Seringkali, jagung ditanam sebagai monokultur (satu jenis tanaman saja di satu area luas). Praktik ini memang efisien secara logistik, namun rentan terhadap serangan hama dan penurunan kualitas tanah. Di sinilah peran keanekaragaman hayati menjadi sangat krusial.
Ekosistem yang beragam menyediakan layanan gratis bagi petani, seperti:
Pengendali Hama Alami: Adanya serangga predator dan burung di sekitar ladang membantu menekan populasi hama tanpa perlu ketergantungan penuh pada pestisida kimia.
Kesehatan Tanah: Mikroorganisme tanah yang beragam membantu proses dekomposisi nutrisi, sehingga tanaman jagung dapat tumbuh lebih optimal.
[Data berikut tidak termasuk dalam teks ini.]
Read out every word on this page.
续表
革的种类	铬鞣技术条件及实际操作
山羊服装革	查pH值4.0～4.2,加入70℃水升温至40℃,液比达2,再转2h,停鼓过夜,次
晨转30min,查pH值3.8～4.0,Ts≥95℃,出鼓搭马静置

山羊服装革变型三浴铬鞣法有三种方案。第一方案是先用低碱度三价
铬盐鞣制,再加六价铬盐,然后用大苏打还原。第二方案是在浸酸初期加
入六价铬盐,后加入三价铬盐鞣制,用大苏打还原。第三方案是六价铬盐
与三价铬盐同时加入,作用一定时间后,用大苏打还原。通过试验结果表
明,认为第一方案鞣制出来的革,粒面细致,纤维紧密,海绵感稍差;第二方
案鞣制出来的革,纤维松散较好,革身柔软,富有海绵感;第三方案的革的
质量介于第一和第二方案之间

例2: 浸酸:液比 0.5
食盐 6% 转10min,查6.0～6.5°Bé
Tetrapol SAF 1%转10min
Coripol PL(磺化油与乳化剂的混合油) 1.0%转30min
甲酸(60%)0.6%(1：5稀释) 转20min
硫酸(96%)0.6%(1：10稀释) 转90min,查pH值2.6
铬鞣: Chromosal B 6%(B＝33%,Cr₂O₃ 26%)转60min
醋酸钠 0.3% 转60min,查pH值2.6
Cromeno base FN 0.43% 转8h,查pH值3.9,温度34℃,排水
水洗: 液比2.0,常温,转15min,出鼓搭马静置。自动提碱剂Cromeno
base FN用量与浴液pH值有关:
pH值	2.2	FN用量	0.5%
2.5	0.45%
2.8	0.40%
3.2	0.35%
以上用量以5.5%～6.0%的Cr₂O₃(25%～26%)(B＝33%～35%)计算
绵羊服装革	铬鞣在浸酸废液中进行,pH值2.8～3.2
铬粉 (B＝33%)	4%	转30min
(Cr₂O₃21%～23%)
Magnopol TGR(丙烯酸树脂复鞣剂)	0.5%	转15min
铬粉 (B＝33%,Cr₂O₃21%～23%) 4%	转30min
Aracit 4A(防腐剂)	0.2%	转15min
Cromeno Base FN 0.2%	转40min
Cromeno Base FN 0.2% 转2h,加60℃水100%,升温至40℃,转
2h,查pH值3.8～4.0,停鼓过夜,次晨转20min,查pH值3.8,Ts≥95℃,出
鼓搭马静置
Polinasi: Meskipun jagung menyerbuk melalui angin, keberadaan tanaman penyangga di sekitarnya mendukung kehidupan serangga penyerbuk yang penting bagi tanaman pangan lainnya.
Langkah Strategis Pertanian Jagung Berkelanjutan
Mengadopsi pendekatan WWF dalam menjaga bentang alam, para petani dan pemangku kebijakan perlu mulai mengimplementasikan beberapa langkah konkret:
Penerapan Agroforestri: Mengintegrasikan tanaman jagung dengan pohon pelindung atau tanaman keras lainnya. Hal ini tidak hanya menjaga kelembapan tanah, tetapi juga menciptakan koridor bagi satwa liar untuk berpindah tempat tanpa terganggu oleh aktivitas manusia.